A team of Engineers at University of California, Los Angeles (UCLA), led by Bahram Jalali and Dino Di Carlo, developed this camera that is about 100 times faster than existing optical microscopes. The hope is that this device can be used to drastically improve a doctor’s ability to diagnose early-stage and pre-metastatic cancer by photographing the single cells in the blood stream.
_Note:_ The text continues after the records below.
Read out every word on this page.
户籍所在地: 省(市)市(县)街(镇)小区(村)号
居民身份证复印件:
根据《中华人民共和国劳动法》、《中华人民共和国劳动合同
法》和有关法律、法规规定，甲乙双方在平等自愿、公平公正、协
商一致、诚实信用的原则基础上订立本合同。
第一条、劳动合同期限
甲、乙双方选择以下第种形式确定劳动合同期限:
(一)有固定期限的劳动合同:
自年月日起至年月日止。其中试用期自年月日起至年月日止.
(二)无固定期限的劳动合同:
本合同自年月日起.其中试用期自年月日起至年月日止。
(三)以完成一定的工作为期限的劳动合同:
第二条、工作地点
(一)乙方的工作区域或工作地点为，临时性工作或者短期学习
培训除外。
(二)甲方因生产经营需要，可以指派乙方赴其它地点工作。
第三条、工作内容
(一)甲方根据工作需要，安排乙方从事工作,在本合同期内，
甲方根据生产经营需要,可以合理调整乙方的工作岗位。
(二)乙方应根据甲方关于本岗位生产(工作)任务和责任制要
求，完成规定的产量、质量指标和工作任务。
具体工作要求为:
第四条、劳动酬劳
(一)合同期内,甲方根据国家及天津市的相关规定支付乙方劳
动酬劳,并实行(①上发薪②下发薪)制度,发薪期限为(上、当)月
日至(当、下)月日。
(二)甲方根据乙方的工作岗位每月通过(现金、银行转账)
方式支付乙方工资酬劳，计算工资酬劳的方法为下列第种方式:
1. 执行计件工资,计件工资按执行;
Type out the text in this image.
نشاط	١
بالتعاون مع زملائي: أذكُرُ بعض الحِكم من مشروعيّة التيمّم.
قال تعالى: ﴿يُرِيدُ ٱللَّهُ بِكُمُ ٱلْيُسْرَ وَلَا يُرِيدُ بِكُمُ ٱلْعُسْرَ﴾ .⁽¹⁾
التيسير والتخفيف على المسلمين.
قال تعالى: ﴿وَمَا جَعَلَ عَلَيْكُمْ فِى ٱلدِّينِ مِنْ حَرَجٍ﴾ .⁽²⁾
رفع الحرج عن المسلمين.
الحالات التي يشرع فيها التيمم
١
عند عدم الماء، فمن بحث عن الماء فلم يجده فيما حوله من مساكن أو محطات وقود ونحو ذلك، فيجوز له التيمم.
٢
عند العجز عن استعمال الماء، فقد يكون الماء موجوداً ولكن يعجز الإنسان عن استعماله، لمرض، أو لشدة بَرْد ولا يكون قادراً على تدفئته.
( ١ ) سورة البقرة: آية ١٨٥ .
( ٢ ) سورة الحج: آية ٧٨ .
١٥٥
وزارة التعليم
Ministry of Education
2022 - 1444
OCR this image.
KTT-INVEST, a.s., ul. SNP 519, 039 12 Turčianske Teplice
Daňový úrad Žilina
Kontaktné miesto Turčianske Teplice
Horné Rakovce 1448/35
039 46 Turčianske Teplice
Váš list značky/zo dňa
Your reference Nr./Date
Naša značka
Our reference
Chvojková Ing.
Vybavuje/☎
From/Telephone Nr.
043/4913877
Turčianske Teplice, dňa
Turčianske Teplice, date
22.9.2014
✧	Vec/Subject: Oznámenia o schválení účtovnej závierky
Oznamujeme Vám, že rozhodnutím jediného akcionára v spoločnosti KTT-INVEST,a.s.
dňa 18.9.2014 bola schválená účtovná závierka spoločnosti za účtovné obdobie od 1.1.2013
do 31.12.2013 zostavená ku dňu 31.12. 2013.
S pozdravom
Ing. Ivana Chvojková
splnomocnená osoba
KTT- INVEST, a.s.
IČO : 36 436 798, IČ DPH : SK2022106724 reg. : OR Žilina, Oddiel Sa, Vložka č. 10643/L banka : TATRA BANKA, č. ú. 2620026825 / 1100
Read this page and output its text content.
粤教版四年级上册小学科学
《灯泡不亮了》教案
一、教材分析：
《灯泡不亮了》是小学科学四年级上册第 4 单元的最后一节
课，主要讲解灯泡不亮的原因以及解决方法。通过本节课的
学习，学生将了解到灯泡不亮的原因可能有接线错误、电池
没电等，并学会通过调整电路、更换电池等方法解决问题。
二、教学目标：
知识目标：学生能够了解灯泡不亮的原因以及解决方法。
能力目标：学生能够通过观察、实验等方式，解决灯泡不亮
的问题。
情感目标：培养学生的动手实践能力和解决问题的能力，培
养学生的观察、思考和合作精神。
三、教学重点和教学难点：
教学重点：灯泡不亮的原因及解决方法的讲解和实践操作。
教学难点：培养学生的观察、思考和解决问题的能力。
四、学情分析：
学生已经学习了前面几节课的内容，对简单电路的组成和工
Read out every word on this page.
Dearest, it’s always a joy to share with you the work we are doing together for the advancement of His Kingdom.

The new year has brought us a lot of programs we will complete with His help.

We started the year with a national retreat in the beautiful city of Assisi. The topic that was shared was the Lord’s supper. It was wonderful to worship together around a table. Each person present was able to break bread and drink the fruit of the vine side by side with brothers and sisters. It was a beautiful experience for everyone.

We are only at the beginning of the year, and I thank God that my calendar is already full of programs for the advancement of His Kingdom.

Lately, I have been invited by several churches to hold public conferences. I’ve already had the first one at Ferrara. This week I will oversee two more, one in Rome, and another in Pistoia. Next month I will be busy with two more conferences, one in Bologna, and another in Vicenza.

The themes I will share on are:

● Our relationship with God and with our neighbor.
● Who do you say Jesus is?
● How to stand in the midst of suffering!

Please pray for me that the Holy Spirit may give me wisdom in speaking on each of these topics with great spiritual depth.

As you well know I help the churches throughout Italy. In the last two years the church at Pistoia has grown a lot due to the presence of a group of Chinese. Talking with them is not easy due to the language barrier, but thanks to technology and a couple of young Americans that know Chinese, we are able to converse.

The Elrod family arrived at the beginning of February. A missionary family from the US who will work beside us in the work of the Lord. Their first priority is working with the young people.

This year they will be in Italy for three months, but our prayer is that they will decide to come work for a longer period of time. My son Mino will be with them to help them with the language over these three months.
Check out this video for more!
The official name for this camera is “automated flow-through single-particle optical microscope”. Due to it’s massive shooting speed (36.7 million fps, 27 picoseconds shutter speed) traditional CCD and CMOS sensors simply don’t measure up. They take far too long to read the data out of each pixel, and the image turns blurry because there isn’t enough light to produce a sharp image anyways. So instead, this new device uses STEAM imaging — serial time-encoded amplified microscopy — which was also developed by the same UCLA team back in 2009. The STEAM technology fires quick laser pulses which are reflected off cells that flow through a microfluidic device. The image is captured is then amplified and picked up by a very high-speed single-pixel photodetector, and ultimately gets processed by an FPGA.
Our hearty congratulations to the UCLA Jalali Lab engineers for this breakthrough technology that is sure to help millions of cancer patients in the not too distant future.